If you don’t have any experience regarding the time and energy requirement needed to meet a goal you choose to set, it is always best to consult with someone you respect that has successfully accomplished that, or similar goals. Such people can literally be angels in your life.

Essential 3: Set Realistic Short-Term Goals
Setting short-term goals effectively requires good reverse engineering skills. Achieving any goal is essentially forward engineering – you move toward the completion of the task.

Short-term goals require that you work backward from the objective to the point of departure. Again, this requires a comprehensive understanding of both product or objective and process. For example, it would be very challenging to set short-term goals for building a house if you’ve never built one before. When I write an exercise program for an athlete that must be in peak condition by a given competition, I must have a clear understanding of what is a realistic objective on a weekly basis or I can lead the athlete into a terrible experience. Without clear knowledge of the process involved in achieving your stated goal, the best you could do is guess how to reach your objective. Guessing where knowledge is usually only a phone call away is a sure-fire way to fail at achieving your stated goal.

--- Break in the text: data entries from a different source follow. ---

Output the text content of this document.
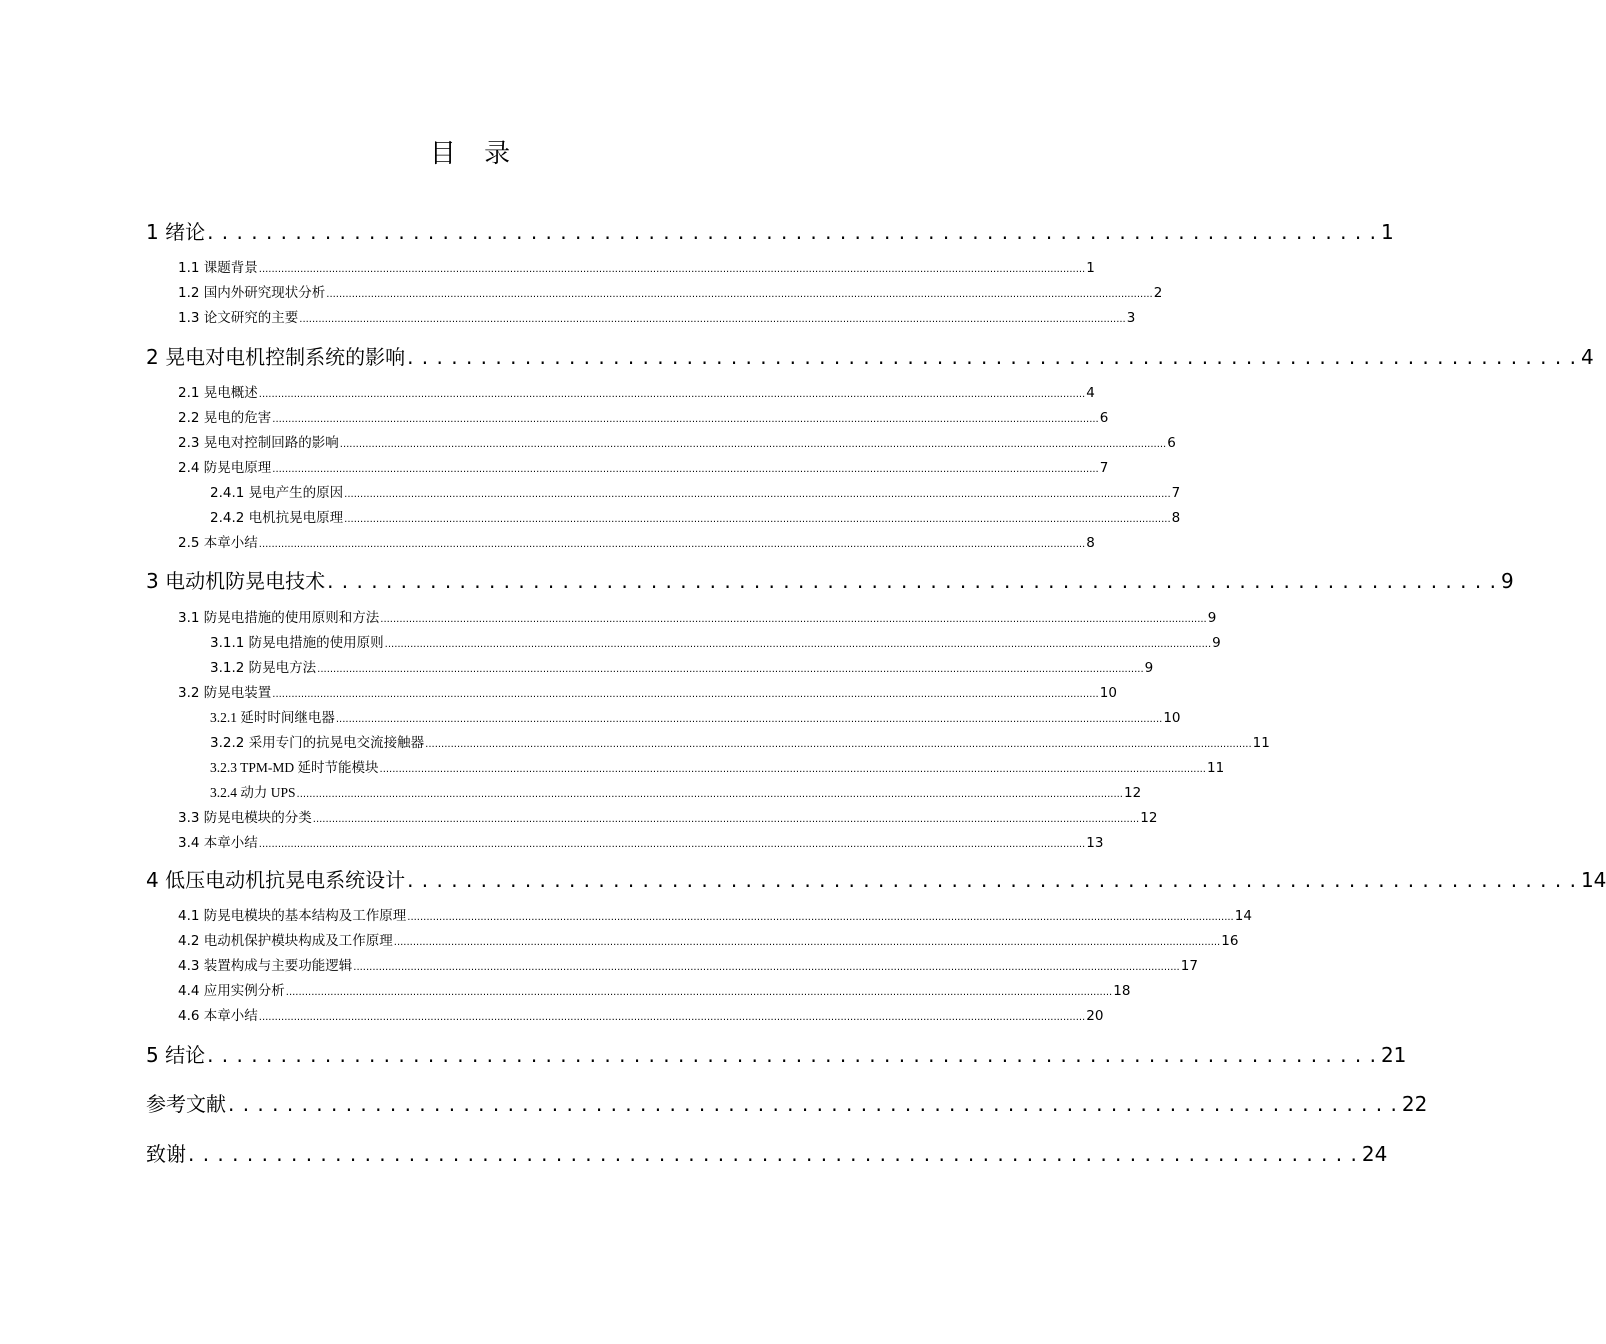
目 录
1 绪论 . . . . . . . . . . . . . . . . . . . . . . . . . . . . . . . . . . . . . . . . . . . . . . . . . . . . . . . . . . . . . . . . . . . . . . . . . . . . . . . . 1
1.1 课题背景 .................................................................................................................................................................................................................................................................... 1
1.2 国内外研究现状分析 .................................................................................................................................................................................................................................................................... 2
1.3 论文研究的主要 .................................................................................................................................................................................................................................................................... 3
2 晃电对电机控制系统的影响 . . . . . . . . . . . . . . . . . . . . . . . . . . . . . . . . . . . . . . . . . . . . . . . . . . . . . . . . . . . . . . . . . . . . . . . . . . . . . . . . 4
2.1 晃电概述 .................................................................................................................................................................................................................................................................... 4
2.2 晃电的危害 .................................................................................................................................................................................................................................................................... 6
2.3 晃电对控制回路的影响 .................................................................................................................................................................................................................................................................... 6
2.4 防晃电原理 .................................................................................................................................................................................................................................................................... 7
2.4.1 晃电产生的原因 .................................................................................................................................................................................................................................................................... 7
2.4.2 电机抗晃电原理 .................................................................................................................................................................................................................................................................... 8
2.5 本章小结 .................................................................................................................................................................................................................................................................... 8
3 电动机防晃电技术 . . . . . . . . . . . . . . . . . . . . . . . . . . . . . . . . . . . . . . . . . . . . . . . . . . . . . . . . . . . . . . . . . . . . . . . . . . . . . . . . 9
3.1 防晃电措施的使用原则和方法 .................................................................................................................................................................................................................................................................... 9
3.1.1 防晃电措施的使用原则 .................................................................................................................................................................................................................................................................... 9
3.1.2 防晃电方法 .................................................................................................................................................................................................................................................................... 9
3.2 防晃电装置 .................................................................................................................................................................................................................................................................... 10
3.2.1 延时时间继电器 .................................................................................................................................................................................................................................................................... 10
3.2.2 采用专门的抗晃电交流接触器 .................................................................................................................................................................................................................................................................... 11
3.2.3 TPM-MD 延时节能模块 .................................................................................................................................................................................................................................................................... 11
3.2.4 动力 UPS .................................................................................................................................................................................................................................................................... 12
3.3 防晃电模块的分类 .................................................................................................................................................................................................................................................................... 12
3.4 本章小结 .................................................................................................................................................................................................................................................................... 13
4 低压电动机抗晃电系统设计 . . . . . . . . . . . . . . . . . . . . . . . . . . . . . . . . . . . . . . . . . . . . . . . . . . . . . . . . . . . . . . . . . . . . . . . . . . . . . . . . 14
4.1 防晃电模块的基本结构及工作原理 .................................................................................................................................................................................................................................................................... 14
4.2 电动机保护模块构成及工作原理 .................................................................................................................................................................................................................................................................... 16
4.3 装置构成与主要功能逻辑 .................................................................................................................................................................................................................................................................... 17
4.4 应用实例分析 .................................................................................................................................................................................................................................................................... 18
4.6 本章小结 .................................................................................................................................................................................................................................................................... 20
5 结论 . . . . . . . . . . . . . . . . . . . . . . . . . . . . . . . . . . . . . . . . . . . . . . . . . . . . . . . . . . . . . . . . . . . . . . . . . . . . . . . . 21
参考文献 . . . . . . . . . . . . . . . . . . . . . . . . . . . . . . . . . . . . . . . . . . . . . . . . . . . . . . . . . . . . . . . . . . . . . . . . . . . . . . . . 22
致谢 . . . . . . . . . . . . . . . . . . . . . . . . . . . . . . . . . . . . . . . . . . . . . . . . . . . . . . . . . . . . . . . . . . . . . . . . . . . . . . . . 24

Essential 4: Set Achievable Process Goals
Most people begin goal setting when they choose to accomplish a worthy task or objective. Worthy objectives usually require significant time and energy commitments. Looking at such a goal, even for the highly motivated individual, can trigger the kind of thinking one often gets at the beginning of a marathon; “26 miles is a heck of a long way and I sure hope I can make it!” I’ve found in PPS Success that if people set goals designed to help them enjoy the process, they are far more likely to meet their stated objectives in accordance with their goal-schedule.

Examples of process goals are:

  • Building rewards into your schedule for meeting your short-term targets. This may be going out to a nice dinner with someone you love spending time with to celebrate the joy of accomplishing. Sharing your short-term successes with others brings them joy, and often they become sources of positive reinforcement for you.
  • Setting daily goals to ensure eating properly and hydrating at regular intervals. This keeps your blood sugar level and your energy levels up, which is essential for constructive thinking.
  • Rewarding everyone on your team with an activity or experience collectively agreed upon to be enjoyable. This keeps everyone motivated. I’m sure many of you have found that just because you are motivated and driven doesn’t mean that everyone involved is!

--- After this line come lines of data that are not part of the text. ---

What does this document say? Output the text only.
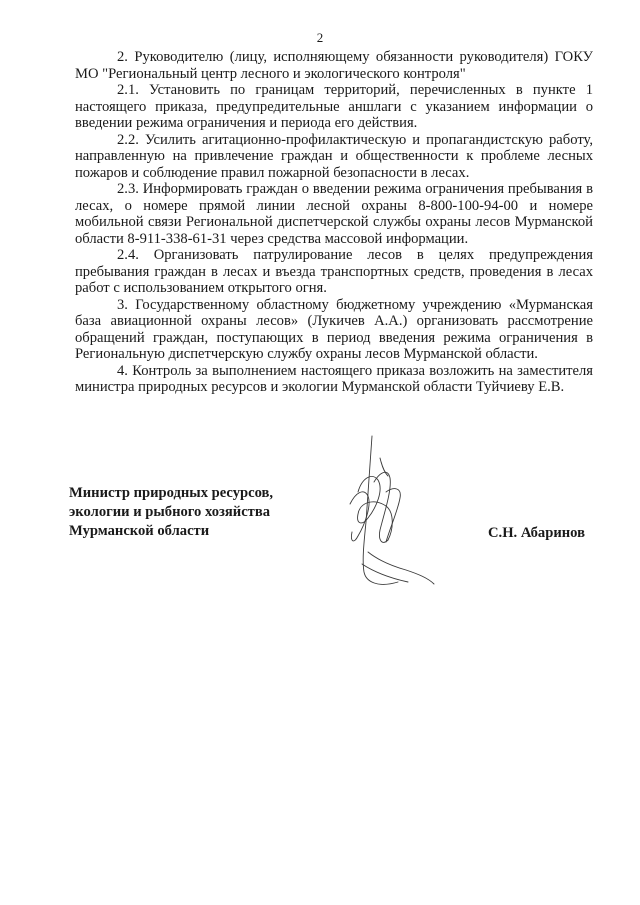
2

2. Руководителю (лицу, исполняющему обязанности руководителя) ГОКУ МО "Региональный центр лесного и экологического контроля"

2.1. Установить по границам территорий, перечисленных в пункте 1 настоящего приказа, предупредительные аншлаги с указанием информации о введении режима ограничения и периода его действия.

2.2. Усилить агитационно-профилактическую и пропагандистскую работу, направленную на привлечение граждан и общественности к проблеме лесных пожаров и соблюдение правил пожарной безопасности в лесах.

2.3. Информировать граждан о введении режима ограничения пребывания в лесах, о номере прямой линии лесной охраны 8-800-100-94-00 и номере мобильной связи Региональной диспетчерской службы охраны лесов Мурманской области 8-911-338-61-31 через средства массовой информации.

2.4. Организовать патрулирование лесов в целях предупреждения пребывания граждан в лесах и въезда транспортных средств, проведения в лесах работ с использованием открытого огня.

3. Государственному областному бюджетному учреждению «Мурманская база авиационной охраны лесов» (Лукичев А.А.) организовать рассмотрение обращений граждан, поступающих в период введения режима ограничения в Региональную диспетчерскую службу охраны лесов Мурманской области.

4. Контроль за выполнением настоящего приказа возложить на заместителя министра природных ресурсов и экологии Мурманской области Туйчиеву Е.В.

Министр природных ресурсов,
экологии и рыбного хозяйства
Мурманской области	С.Н. Абаринов
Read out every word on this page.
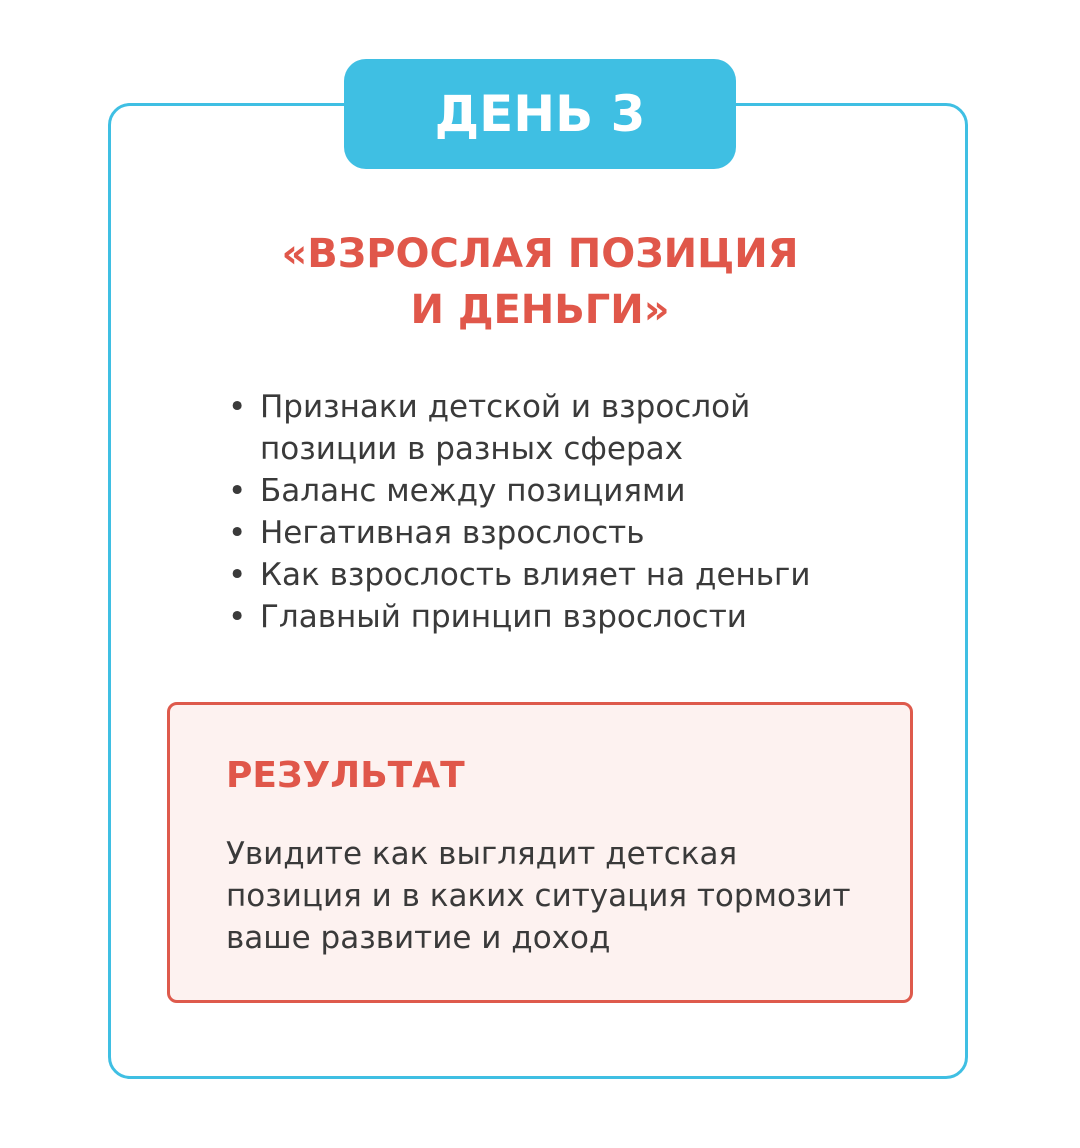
ДЕНЬ 3
«ВЗРОСЛАЯ ПОЗИЦИЯ
И ДЕНЬГИ»
• Признаки детской и взрослой
позиции в разных сферах
• Баланс между позициями
• Негативная взрослость
• Как взрослость влияет на деньги
• Главный принцип взрослости
РЕЗУЛЬТАТ
Увидите как выглядит детская
позиция и в каких ситуация тормозит
ваше развитие и доход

Essential 5: Take A Time Out To Celebrate and Enjoy Completion!
Numerous are the times I’ve seen people get elated upon completion of a major goal, and before the paint even dries on their just completed project, they’ve already committed themselves to the next marathon. In fact, one of the most common causes of poor performance and burnout in marathon runners is entering marathons too frequently.

There is a tremendous amount of physical, emotional and mental energy invested in achieving most worthy, major goals. We can get something akin to a runner’s high when we achieve a major goal and it’s easy to forget that we need time to celebrate, rest and recover. Success addiction is very easy to acquire and with it one increases their chances, paradoxically, of becoming less successful!

If your goals are business oriented and your business must have a stream of continuous major successes, then it is critical to undulate major projects with minor projects. If you don’t, your whole team will suffer burnout and soon, the company begins to fail. Those with intimate knowledge of the process of achieving any major goal should work carefully with their personnel managers to take tally of their team’s working vitality capitol. This way, an accurate read of the team’s work potential can be calculated.

I hope you find these goal setting essentials practical and applicable to your life. Remember to enjoy the goal setting process!